Although fermentation and cell culture are the dominant expression systems in biotechnology, they are not the only methods of producing pharmaceutical proteins. Some people consider transgenics to be the next step in biotechnology. Transgenic mammals produce pharmaceutical proteins in their milk, prompting some devotees of that technology to refer to the mammary gland as "nature's perfect bioreactor." Transgenic hens lay the modern equivalent of the fabled goose's golden eggs, with valuable recombinant proteins inside. Transgenic plants are creating a need for a new kind of farming.

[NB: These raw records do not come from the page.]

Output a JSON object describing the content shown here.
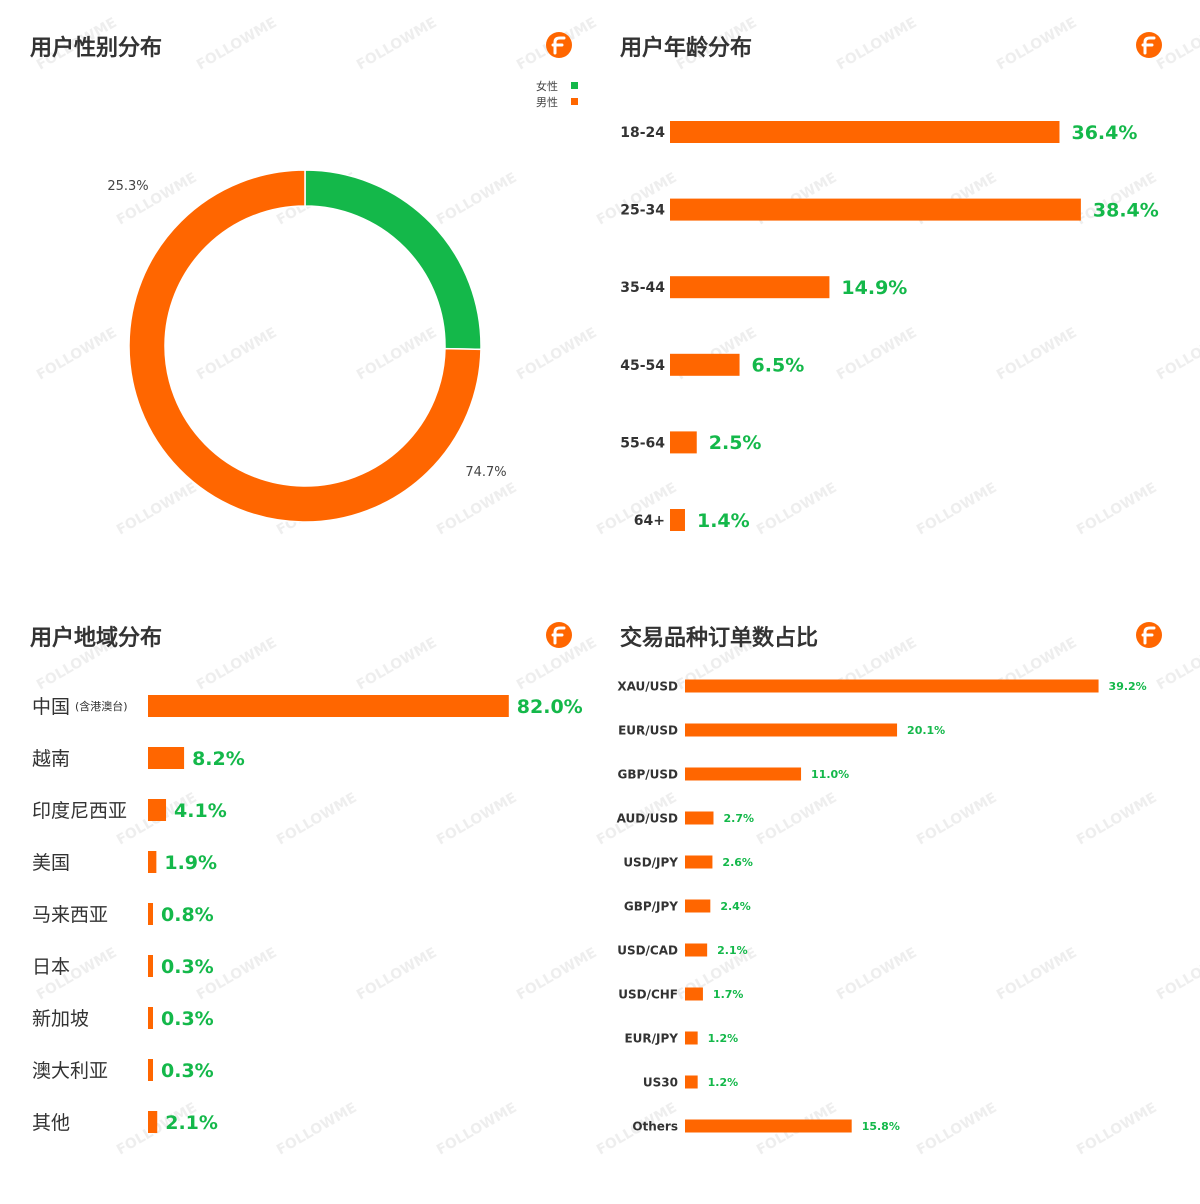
{
  "colors": {
    "male": "#FF6600",
    "female": "#14B84A",
    "label_green": "#14B84A",
    "text": "#333333"
  },
  "watermark": "FOLLOWME",
  "chart_data": [
    {
      "id": "gender",
      "type": "pie",
      "title": "用户性别分布",
      "legend": {
        "placement": "top-right",
        "entries": [
          "女性",
          "男性"
        ]
      },
      "slices": [
        {
          "name": "女性",
          "value": 25.3,
          "label": "25.3%"
        },
        {
          "name": "男性",
          "value": 74.7,
          "label": "74.7%"
        }
      ]
    },
    {
      "id": "age",
      "type": "bar",
      "title": "用户年龄分布",
      "categories": [
        "18-24",
        "25-34",
        "35-44",
        "45-54",
        "55-64",
        "64+"
      ],
      "values": [
        36.4,
        38.4,
        14.9,
        6.5,
        2.5,
        1.4
      ],
      "labels": [
        "36.4%",
        "38.4%",
        "14.9%",
        "6.5%",
        "2.5%",
        "1.4%"
      ]
    },
    {
      "id": "region",
      "type": "bar",
      "title": "用户地域分布",
      "categories": [
        "中国",
        "越南",
        "印度尼西亚",
        "美国",
        "马来西亚",
        "日本",
        "新加坡",
        "澳大利亚",
        "其他"
      ],
      "category_notes": [
        "(含港澳台)",
        "",
        "",
        "",
        "",
        "",
        "",
        "",
        ""
      ],
      "values": [
        82.0,
        8.2,
        4.1,
        1.9,
        0.8,
        0.3,
        0.3,
        0.3,
        2.1
      ],
      "labels": [
        "82.0%",
        "8.2%",
        "4.1%",
        "1.9%",
        "0.8%",
        "0.3%",
        "0.3%",
        "0.3%",
        "2.1%"
      ]
    },
    {
      "id": "trade",
      "type": "bar",
      "title": "交易品种订单数占比",
      "categories": [
        "XAU/USD",
        "EUR/USD",
        "GBP/USD",
        "AUD/USD",
        "USD/JPY",
        "GBP/JPY",
        "USD/CAD",
        "USD/CHF",
        "EUR/JPY",
        "US30",
        "Others"
      ],
      "values": [
        39.2,
        20.1,
        11.0,
        2.7,
        2.6,
        2.4,
        2.1,
        1.7,
        1.2,
        1.2,
        15.8
      ],
      "labels": [
        "39.2%",
        "20.1%",
        "11.0%",
        "2.7%",
        "2.6%",
        "2.4%",
        "2.1%",
        "1.7%",
        "1.2%",
        "1.2%",
        "15.8%"
      ]
    }
  ]
}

For companies that would rather stick to fermentation than switch to farming, new ideas in fermentation offer exciting possibilities. A Swiss company has developed a way to produce recombinant proteins in a slime mold, Dictyostelium discoideum. A primitive eukaryote that feeds on bacteria, it offers some of the advantages of yeast and some of the advantages of higher animal cells. Like yeast, it grows quickly in simple fermentation equipment and can be stored easily, but its cells do not produce endotoxins or possess cell walls. Like other eukaryotic cells, it can perform complex posttranslational modifications of proteins.
What does the future hold for protein expression systems? If the past is any indication, biopharmaceutical companies can expect to have many choices at hand, each with its own advantages and drawbacks. Bacteria, yeast, and mammalian cell culture may be the dominant choices now, but as therapeutic proteins become more complex and are needed in larger and larger quantities, it's evident that companies will need all these options in the future.